- Великий государь, не возьмешь ли в подарок царевичу Алексею ради праздника пустяковинную потеху?
Государь маленько пошевелился.
- Ану покажи, покажи!
Фофанов одна нога здесь, другая в лавке. Принес охапку куклешек из шелка, целая псовая охота. Тут и собачьи своры, и зайцы, и волки, медведь, лошади с загонщиками.
Веселая забава.
- Спасибо тебе, Фофанов! Алеша рад будет.
Только и сказал государь. Да ведь такое слово дороже золота. Его и бояре слыхали, и купцы, и пристав. Ого, какой Фофанову почет! Теперь только держись, сановитый народ повалит в лавку, все раскупят, не торгуясь.
В дороге Михаил Федорович крепился, а приехал домой - не хватило силенки из возка выйти.
Лекари мечутся, а помочь не могут.
Царица Евдокия Лукьяновна тоже сложа руки не сидела. Позвала дядю своего, Федора Степановича Стрешнева, дала ему десять рублей денежками и велела идти по тюрьмам - милостыню раздать. А сама со всеми чадами; десятилетней Ириной, восьмилетним Алексеем, семилетней Анной, четырехлетним Иваном и Татьяною, которой было год и восемь месяцев, - кинулась сперва в Ивановский монастырь, а из Ивановского в Знаменский.
Царевичей и царевен берегли от наговора и дурного глаза, а потому вели по улицам, загородив со всех сторон суконными покрывалами. И в церкви людям нельзя было смотреть на царственных чад. Для них отводили особое место и завешивали его тафтой.
Страшно было царевичу Алексею. Не за себя, не за батюшку - не впервой батюшка захворал. Невесть отчего, но страшно было очень.

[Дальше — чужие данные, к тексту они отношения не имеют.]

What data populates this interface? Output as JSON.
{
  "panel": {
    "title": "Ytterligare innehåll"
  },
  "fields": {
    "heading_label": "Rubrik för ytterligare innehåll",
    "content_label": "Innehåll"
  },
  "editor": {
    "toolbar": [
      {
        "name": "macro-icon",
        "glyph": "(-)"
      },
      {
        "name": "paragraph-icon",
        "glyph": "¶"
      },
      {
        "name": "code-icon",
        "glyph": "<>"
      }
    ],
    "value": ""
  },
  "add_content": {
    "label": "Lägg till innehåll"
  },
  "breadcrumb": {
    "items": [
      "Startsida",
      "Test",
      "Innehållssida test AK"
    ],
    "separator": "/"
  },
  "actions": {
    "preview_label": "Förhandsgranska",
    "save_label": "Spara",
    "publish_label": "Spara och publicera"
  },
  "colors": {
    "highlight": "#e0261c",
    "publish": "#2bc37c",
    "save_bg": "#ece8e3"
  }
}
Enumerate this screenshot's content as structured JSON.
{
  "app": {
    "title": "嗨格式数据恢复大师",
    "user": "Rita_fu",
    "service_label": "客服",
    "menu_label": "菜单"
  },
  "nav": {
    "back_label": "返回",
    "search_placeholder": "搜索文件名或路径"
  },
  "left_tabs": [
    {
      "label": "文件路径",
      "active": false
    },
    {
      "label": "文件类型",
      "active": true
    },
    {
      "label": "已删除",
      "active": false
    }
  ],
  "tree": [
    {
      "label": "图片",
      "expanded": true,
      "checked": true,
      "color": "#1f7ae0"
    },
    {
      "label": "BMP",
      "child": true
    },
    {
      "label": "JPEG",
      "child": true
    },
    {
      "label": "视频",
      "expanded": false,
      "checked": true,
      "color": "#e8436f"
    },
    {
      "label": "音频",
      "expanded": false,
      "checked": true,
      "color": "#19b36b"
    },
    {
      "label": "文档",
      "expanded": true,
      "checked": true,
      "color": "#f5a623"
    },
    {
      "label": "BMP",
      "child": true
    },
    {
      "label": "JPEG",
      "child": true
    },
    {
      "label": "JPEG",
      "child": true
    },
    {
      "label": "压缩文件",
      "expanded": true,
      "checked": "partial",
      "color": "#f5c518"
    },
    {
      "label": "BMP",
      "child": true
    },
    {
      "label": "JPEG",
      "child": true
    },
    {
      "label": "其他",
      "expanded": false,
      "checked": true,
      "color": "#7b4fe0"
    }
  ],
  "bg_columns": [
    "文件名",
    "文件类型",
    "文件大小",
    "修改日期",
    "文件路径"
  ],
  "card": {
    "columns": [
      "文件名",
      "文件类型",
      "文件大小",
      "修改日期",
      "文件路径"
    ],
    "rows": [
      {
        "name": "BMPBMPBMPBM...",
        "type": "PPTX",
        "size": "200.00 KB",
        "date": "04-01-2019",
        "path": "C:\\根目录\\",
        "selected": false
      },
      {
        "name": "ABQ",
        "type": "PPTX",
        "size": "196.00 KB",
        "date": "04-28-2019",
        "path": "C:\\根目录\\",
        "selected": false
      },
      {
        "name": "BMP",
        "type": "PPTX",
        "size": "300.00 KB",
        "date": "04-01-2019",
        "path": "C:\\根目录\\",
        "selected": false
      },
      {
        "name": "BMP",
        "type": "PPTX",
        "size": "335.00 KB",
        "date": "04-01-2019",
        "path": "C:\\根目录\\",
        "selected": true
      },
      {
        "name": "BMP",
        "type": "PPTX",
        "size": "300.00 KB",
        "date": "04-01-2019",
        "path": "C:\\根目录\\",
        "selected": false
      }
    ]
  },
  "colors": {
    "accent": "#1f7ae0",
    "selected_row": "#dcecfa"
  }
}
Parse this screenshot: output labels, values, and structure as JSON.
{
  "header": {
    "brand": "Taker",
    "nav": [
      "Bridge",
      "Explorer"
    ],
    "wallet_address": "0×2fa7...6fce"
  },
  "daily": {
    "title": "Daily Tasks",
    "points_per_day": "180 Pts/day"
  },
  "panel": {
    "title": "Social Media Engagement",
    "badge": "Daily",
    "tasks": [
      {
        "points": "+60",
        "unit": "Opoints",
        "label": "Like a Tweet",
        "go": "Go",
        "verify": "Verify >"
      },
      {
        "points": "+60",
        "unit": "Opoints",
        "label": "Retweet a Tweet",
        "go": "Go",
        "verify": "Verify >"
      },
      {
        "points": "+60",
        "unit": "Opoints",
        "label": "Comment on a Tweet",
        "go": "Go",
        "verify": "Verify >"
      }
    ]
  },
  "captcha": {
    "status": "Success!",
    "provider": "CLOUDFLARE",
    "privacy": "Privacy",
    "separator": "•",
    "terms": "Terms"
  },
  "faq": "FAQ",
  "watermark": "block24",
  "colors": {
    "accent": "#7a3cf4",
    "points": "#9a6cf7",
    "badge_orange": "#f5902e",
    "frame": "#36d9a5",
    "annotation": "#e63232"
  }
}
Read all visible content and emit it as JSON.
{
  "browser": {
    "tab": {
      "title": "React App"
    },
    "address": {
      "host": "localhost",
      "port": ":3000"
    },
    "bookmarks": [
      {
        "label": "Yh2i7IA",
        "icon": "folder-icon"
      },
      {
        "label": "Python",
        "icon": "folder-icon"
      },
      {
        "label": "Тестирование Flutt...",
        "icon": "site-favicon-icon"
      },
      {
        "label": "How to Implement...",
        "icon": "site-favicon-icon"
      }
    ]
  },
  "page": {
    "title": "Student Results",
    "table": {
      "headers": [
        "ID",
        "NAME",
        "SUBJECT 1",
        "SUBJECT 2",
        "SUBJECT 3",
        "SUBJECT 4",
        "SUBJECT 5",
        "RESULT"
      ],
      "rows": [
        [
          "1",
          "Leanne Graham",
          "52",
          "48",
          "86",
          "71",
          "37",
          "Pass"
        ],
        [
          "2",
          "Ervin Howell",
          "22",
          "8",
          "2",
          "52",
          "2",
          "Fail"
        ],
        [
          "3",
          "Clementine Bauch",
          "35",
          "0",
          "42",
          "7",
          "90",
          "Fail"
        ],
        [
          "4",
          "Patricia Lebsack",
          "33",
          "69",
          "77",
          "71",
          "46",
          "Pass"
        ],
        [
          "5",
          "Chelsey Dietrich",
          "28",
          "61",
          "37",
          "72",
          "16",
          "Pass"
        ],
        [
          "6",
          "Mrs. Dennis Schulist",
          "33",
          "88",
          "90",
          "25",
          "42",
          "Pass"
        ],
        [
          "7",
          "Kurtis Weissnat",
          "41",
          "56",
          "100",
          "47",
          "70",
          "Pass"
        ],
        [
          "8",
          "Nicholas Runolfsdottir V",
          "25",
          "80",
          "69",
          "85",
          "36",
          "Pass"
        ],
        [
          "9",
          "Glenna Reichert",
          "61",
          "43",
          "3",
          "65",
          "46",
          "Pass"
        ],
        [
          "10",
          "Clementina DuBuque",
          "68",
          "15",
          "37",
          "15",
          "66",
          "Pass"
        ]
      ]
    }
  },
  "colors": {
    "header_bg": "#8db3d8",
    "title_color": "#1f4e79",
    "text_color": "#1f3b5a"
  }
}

У матушки лицо снежное, и губы такие же, как лицо, будто они алыми никогда и не были. В глазах ни слезинки, но сияют, словно их подожгли изнутри. Сияют, как глаза мучеников на иконах, и все бегут, бегут! Опору, что ли, ищут? И не видят опоры. Кружат, торопятся, словно птица над ограбленным гнездом.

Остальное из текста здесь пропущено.